In his book "The Future of Ideas", Lawrence Lessig believes the ideas of property and prosperity are confused, and this confusion allows for some to gain power over others. The power comes in the form of control over resources, especially ideas and media content.
Lessig believes that there is a great benefit to an innovative commons. This commons results in innovation based on a commons of code and commons of knowledge. The Internet originally provided a good medium for this commons in that individuals could easily collaborate and communicate with tools that were based on the Internet. This commons was not controled by proprietary vendors, but instead built on open and free protocols and open and free software running on top of those protocols.
A resource if free if one can use it without the permission of anyone else or if the permission one needs is granted neutrally. Lessig believes that free resources have been crucial to innovation and creativity. Without free resources, he argues, creativity is crippled.
As time goes by, certain business and government concerns are making efforts to control and restrict the protocols and software that makes up the Internet. They are abandoning and discouraging the end-to-end architecture that gave the Internet its power. Businesses are consolidating and strengthening their business models in the face of new innovations, involking Clay Christiansen's "Innovator's Dilema".
Neutral networks are inherantly difficult to control. Profitable networks are those designed with ways to exclude and prioritize. To many, this desire for profitability overrides the desire for open communication and creativity.
Lessig proposes a number of changes to intellectual property polices to help protect the innovative commons. These changes are based on Yochai Benkler's Layers in Communications Systems: physical, logical, and content. On the physical layer, he recommends a free spectrum using new technology to prevent interference between different users. Also, he argues that the Internet should move to a highway system model, where the infrastructure is effectively free to be used by anyone for anything (extending the end-to-end model). At the code layer, Lessig believes the government should take a number of actions: encourage the use of open code; regulate the Internet so no one provider can architect the Internet space to empower its own strategic behavior; and evaluate changes to the network in terms of the neutrality of end-to-end models.

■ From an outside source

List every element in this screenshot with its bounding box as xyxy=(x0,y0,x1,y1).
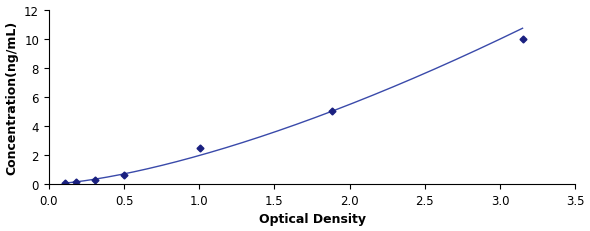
Y-axis label: Concentration(ng/mL): Concentration(ng/mL) xyxy=(5,21,18,174)
X-axis label: Optical Density: Optical Density xyxy=(258,213,366,225)
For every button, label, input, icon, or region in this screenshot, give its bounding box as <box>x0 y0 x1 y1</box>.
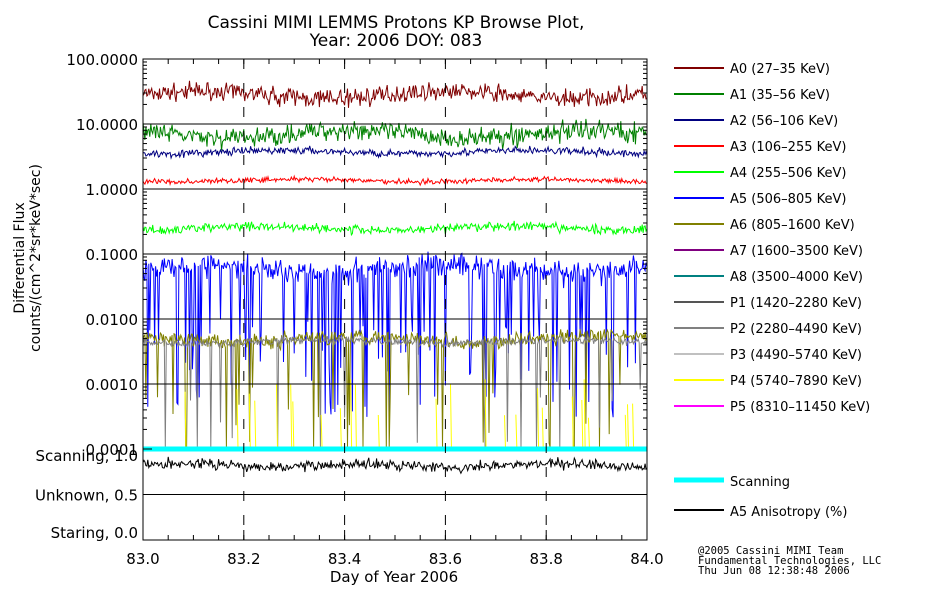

At the content layer, Lessig promotes a larger number of policy and law changes. Lessig proposes a change to copyright law so that published works have five-year renewable terms, and unpublished work (such as email) has a copyright that lasts 70 years plus the lifetime of author. He suggests that source code should have to be submitted with a copyright application so society could benefit from it, just as a reader can analyse an author's work even though the work itself is copyrighted. He believes Congress should: limit the reactive character of copyright law so that content owners must show that harm as been done or violators can show that no harm has been done; empower file sharing by recognizing a system of complusory licenses on content; provide incentives for adding content to the creative commons; evaluate the Patent Office's practices, enact a moritorium on enforcing questionable patents until they have been re-evalutated, and reform the patent law to be more reasonable; and not support one version of software-based content protection over another. In Lessig's opinion, UCITA should be rejected because it does not benefit both parties of a contract equally. Also, published work should be forced into the public domain if the holder of a copyright on that work does not continue to make it available commercially.
Lessig believes there is a place for closed systems, proprietary technologies, and intellectual property rights. When those things are created and used without any consideration of the public good, creativity and innovation begin to whither. Also, control is not inherently bad, but concentration of control is an additional danger to innovation. Policy makers should strive to balance the creative commons with private concerns to ensure creativity and profitability do not become mutually exclusive.